In the matter of Veteran Technologists Corporation, Vet Tech argued that it was improperly excluded from consideration under the Department of Veteran Affairs request for proposals (RFP) for general management and business support services. Vet Tech was excluded from consideration because it failed to sign and return all the amendments listed in the solicitation requirements.
In the RFP, it was required that all offeror’s present a proposal that consists of five volumes. Item (5) specified “SF 1449 amendments and other documents.” This specification required that each amendment in the RFP be signed by an authorized official of the prime contractor using an actual or “wet” signature. The RFP was amended five times. The front page of each amendment indicated that the contractor was required to sign the amendment and return it to the issuing office.

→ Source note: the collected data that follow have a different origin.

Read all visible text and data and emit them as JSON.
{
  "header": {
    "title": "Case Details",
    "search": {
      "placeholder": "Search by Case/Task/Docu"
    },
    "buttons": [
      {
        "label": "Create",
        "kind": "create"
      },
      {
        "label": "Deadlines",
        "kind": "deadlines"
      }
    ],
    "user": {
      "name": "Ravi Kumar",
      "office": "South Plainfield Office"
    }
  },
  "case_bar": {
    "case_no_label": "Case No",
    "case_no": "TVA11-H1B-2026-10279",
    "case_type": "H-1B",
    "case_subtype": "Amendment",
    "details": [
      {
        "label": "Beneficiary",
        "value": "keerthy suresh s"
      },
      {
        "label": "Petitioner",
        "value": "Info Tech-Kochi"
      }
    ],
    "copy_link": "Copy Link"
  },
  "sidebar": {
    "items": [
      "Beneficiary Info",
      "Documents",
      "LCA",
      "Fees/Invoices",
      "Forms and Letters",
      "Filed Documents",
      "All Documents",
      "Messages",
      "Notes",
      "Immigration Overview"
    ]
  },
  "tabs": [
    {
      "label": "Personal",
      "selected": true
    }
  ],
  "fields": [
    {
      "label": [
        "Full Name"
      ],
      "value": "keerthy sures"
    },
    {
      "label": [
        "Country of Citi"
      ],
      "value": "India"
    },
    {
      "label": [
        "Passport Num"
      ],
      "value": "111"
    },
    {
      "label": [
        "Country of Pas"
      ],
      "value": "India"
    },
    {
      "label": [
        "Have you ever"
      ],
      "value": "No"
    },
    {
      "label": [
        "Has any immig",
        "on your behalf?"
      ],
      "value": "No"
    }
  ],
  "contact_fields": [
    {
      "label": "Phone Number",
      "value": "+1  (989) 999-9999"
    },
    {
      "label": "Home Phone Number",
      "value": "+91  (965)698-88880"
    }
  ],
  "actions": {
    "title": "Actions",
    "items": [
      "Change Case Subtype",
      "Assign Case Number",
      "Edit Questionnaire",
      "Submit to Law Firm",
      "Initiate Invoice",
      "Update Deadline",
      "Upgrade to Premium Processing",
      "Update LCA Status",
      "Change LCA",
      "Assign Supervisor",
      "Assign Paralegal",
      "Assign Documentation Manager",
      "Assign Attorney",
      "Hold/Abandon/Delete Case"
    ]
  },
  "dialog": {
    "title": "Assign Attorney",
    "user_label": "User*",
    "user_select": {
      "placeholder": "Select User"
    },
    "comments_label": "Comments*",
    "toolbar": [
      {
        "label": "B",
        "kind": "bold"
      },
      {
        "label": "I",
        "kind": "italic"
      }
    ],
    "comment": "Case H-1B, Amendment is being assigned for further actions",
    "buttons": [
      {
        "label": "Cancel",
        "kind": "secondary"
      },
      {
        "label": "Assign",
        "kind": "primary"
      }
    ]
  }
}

Vet Tech signed its proposal by the solicitation closing date but its proposal only included one signed amendment rather than five. Vet Tech included a general written statement that it “fully understands the requirements and accepts the Terms, Conditions and Assumptions identified in the solicitation…and its associated Amendments.” The agency found that this acknowledgment by Vet Tech was insufficient.
The agency denied the protest on the grounds that Vet Tech failed to sign and return each of the five amendments as required by the solicitation. Vet Tech’s general statement of acknowledgment was insufficient because it was not in compliance with the solicitation terms.
Therefore when submitting a proposal, attention to details in the solicitation is absolutely critical. An offeror cannot derive its own interpretation from the solicitation requirements and make a general statement of acceptance. It is imperative that individuals are extremely conscientious of the details in the RFP even the slightest omission can make or break an opportunity to be considered in the group of competitive bidders.